Cyclophosphamide pulses (intravenous infusions every month or bimonthly at lower doses) are effective in the treatment of lupus nephritis, although there are serious potential side effects, including bone marrow suppression, infections, and gonadal suppression. Mycophenolate mofetil has considerable therapeutic value with few side effects, but its long-term effects with respect to the preservation of kidney function are unproven.
Blockade of BLyS with an anti-BLyS antibody results in a small but significant beneficial clinical effect within the first year of treatment in patients with mild or moderate disease. This antibody (belimumab) is approved by the Food and Drug Administration for use in the treatment of lupus.
A monoclonal antibody against the interleukin-6 receptor (tocilizumab) was judged to be promising in a phase 1 clinical trial.
Complement activation is profoundly increased in patients with SLE, and inhibition of C5 with an antibody (eculizumab), which has proved efficacious in the treatment of paroxysmal nocturnal hemoglobinuria, is being considered.
A chimeric anti-CD20 antibody (rituximab) has shown initial promise in small studies and case series involving patients with SLE, but a trial of rituximab in patients with moderate-to-severe SLE failed to reach its primary end points.

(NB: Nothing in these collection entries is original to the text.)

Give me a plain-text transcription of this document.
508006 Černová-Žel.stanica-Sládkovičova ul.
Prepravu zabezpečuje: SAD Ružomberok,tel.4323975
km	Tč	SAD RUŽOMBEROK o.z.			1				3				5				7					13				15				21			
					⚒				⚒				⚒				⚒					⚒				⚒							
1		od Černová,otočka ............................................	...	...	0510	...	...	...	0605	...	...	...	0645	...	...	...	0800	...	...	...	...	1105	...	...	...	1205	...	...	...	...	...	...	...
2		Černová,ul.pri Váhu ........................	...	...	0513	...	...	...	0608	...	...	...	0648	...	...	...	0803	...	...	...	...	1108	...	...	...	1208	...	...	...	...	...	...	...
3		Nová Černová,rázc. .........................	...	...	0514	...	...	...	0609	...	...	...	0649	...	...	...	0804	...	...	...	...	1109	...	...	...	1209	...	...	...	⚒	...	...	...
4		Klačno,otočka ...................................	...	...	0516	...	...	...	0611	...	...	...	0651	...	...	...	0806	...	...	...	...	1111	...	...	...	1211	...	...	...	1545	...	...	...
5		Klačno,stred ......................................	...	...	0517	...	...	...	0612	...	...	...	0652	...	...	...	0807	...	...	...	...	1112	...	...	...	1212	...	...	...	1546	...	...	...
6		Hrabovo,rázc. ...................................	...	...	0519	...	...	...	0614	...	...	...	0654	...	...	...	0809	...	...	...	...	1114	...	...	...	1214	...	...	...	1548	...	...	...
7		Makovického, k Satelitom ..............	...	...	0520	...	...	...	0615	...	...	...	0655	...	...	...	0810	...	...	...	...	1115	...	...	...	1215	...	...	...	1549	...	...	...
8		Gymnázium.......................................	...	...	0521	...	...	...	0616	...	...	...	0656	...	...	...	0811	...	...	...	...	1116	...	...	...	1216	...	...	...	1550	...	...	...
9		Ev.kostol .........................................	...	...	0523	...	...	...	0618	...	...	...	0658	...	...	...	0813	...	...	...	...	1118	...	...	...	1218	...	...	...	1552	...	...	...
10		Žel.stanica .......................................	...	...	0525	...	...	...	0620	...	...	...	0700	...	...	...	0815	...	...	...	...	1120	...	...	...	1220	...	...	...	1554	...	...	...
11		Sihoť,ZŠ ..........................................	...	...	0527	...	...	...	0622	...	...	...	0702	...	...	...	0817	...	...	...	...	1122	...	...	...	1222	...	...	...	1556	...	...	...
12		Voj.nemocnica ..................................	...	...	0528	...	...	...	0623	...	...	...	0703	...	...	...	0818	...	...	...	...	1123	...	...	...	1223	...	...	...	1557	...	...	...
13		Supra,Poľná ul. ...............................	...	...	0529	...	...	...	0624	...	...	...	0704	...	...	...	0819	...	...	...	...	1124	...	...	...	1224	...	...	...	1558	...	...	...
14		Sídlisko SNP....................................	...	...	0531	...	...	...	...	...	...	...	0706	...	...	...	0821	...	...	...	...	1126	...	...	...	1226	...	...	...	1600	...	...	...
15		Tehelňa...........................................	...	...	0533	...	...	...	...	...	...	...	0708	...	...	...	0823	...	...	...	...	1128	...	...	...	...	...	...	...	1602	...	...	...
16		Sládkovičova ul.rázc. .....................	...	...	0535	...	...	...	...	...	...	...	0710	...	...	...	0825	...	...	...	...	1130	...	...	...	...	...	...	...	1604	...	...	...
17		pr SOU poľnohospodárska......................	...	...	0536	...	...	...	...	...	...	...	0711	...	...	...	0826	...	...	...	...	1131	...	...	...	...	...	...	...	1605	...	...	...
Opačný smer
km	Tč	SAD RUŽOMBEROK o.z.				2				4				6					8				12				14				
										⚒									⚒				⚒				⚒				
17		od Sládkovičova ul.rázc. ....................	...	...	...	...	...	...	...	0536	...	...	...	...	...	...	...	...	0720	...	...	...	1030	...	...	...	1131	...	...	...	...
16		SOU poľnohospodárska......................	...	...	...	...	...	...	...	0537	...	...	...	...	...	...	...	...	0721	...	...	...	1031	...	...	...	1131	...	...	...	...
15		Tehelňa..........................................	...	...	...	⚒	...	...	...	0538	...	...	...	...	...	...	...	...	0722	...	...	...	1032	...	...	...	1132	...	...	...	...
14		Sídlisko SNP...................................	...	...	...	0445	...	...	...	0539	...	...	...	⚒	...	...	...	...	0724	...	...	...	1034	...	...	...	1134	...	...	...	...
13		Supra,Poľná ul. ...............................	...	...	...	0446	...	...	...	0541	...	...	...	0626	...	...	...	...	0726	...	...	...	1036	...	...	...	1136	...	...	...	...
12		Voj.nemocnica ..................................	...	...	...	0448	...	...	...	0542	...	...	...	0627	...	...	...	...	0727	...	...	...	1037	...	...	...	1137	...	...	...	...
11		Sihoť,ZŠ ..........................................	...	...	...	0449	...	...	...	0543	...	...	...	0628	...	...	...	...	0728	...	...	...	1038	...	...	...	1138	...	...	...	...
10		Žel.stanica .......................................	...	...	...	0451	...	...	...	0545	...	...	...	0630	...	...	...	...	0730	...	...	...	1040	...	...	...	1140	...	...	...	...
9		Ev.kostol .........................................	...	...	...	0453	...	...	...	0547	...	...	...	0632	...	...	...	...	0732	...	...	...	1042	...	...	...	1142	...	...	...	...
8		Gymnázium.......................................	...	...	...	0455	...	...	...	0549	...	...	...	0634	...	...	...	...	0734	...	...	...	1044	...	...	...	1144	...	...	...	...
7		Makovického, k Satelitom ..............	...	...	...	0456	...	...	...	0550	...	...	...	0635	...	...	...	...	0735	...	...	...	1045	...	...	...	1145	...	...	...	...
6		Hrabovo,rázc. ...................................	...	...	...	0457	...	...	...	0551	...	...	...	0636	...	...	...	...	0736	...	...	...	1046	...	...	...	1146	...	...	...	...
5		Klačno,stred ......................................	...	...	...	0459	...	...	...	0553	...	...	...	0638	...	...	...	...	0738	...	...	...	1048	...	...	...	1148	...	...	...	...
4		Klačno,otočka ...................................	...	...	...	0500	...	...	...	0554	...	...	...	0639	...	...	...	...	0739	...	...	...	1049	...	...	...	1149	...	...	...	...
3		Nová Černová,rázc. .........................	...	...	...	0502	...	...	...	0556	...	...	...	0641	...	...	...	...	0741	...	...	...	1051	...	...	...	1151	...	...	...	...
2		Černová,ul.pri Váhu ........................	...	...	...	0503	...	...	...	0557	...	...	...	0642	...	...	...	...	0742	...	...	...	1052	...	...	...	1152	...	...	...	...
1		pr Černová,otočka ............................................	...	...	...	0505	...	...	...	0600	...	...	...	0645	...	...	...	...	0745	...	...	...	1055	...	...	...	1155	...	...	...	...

Inhibitors of the nuclear factor of activated T cells (NFAT), such as tacrolimus, may benefit patients with SLE, as should dipyridamole, which along with its antiplatelet function inhibits calcineurin-mediated NFAT activity. The mammalian target of rapamycin (mTOR), which plays a role in several key metabolic pathways, is increased in T cells of patients with SLE, and treatment of cells with rapamycin (i.e., sirolimus) corrects the signaling process.